Yep. When my brother enrolled my nephew in junior high at his new school the only thing they were concerned with was 1) was he low income and 2) was he special ed. When my brother said no to both, they more or less pressured him on the low income, telling him he didn’t have to provide any documentation, just say he was. He told them he can pay for his own kid’s lunches and informed them if anything, he’d be looking as Honor’s courses. And that was the end of that.
My son’s first grade teacher told us at a parent teacher conference that we needed to put my son on ADHD meds. Made a huge deal out of it because “he is always going.” Got school psychologists and Heads of Division people all involved.
We went to pediatrician for an opinion. The doctor said he didn’t have it and that teachers say it all the time to calm the classroom and because schools get extra money (even private schools like he was in) from government agencies if they report ADHD numbers.
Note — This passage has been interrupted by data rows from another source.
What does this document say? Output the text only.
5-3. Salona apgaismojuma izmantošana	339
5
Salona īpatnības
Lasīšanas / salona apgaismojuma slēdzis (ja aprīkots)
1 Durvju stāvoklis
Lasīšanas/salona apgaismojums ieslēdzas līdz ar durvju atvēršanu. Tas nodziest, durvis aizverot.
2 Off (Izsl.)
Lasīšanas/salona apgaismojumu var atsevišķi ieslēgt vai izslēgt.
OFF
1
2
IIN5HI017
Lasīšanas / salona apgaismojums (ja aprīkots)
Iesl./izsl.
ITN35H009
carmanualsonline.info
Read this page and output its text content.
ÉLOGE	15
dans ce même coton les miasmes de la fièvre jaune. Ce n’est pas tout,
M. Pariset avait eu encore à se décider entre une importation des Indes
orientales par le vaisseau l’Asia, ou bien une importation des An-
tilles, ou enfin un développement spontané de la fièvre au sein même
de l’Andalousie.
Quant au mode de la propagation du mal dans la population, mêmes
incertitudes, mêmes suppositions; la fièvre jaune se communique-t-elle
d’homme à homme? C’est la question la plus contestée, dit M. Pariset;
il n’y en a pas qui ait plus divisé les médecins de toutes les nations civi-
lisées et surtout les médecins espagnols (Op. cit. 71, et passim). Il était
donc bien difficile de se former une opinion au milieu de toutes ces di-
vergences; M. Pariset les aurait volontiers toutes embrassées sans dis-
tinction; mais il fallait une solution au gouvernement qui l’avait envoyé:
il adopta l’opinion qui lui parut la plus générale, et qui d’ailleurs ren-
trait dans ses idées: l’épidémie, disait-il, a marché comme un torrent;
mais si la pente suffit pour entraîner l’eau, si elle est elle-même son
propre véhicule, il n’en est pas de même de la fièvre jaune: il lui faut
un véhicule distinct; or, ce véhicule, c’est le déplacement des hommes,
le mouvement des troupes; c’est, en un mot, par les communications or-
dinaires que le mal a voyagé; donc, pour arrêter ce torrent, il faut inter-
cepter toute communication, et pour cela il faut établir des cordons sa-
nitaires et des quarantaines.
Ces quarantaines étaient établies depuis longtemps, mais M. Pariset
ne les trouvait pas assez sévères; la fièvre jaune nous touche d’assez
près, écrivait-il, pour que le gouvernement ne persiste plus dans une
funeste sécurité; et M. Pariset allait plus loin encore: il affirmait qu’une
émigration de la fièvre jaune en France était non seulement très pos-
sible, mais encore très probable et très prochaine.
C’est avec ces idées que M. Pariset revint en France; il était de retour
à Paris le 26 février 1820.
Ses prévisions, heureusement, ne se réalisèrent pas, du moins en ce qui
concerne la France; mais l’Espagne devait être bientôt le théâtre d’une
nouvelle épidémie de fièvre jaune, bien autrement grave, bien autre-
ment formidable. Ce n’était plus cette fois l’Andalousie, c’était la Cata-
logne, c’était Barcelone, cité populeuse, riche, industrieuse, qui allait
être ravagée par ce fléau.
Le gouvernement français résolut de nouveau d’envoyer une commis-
She also said that first grade is far too young to even consider medicine. And not to give it to him.
We never allowed the meds.
Son became a 12 letter athlete in high school, Eagle Scout, President of Senior Class, Honor Roll student, and Boy’s State Scholarship winner in high school.
Got his Pilot’s License at 18.
Now a Dean’s List student at a Top 30 college and plays hockey where they won their D3 conference this past year.
Parents need to think long and hard before they allow people with an agenda to do that to a kid.
Some kids are just wired to run faster than others.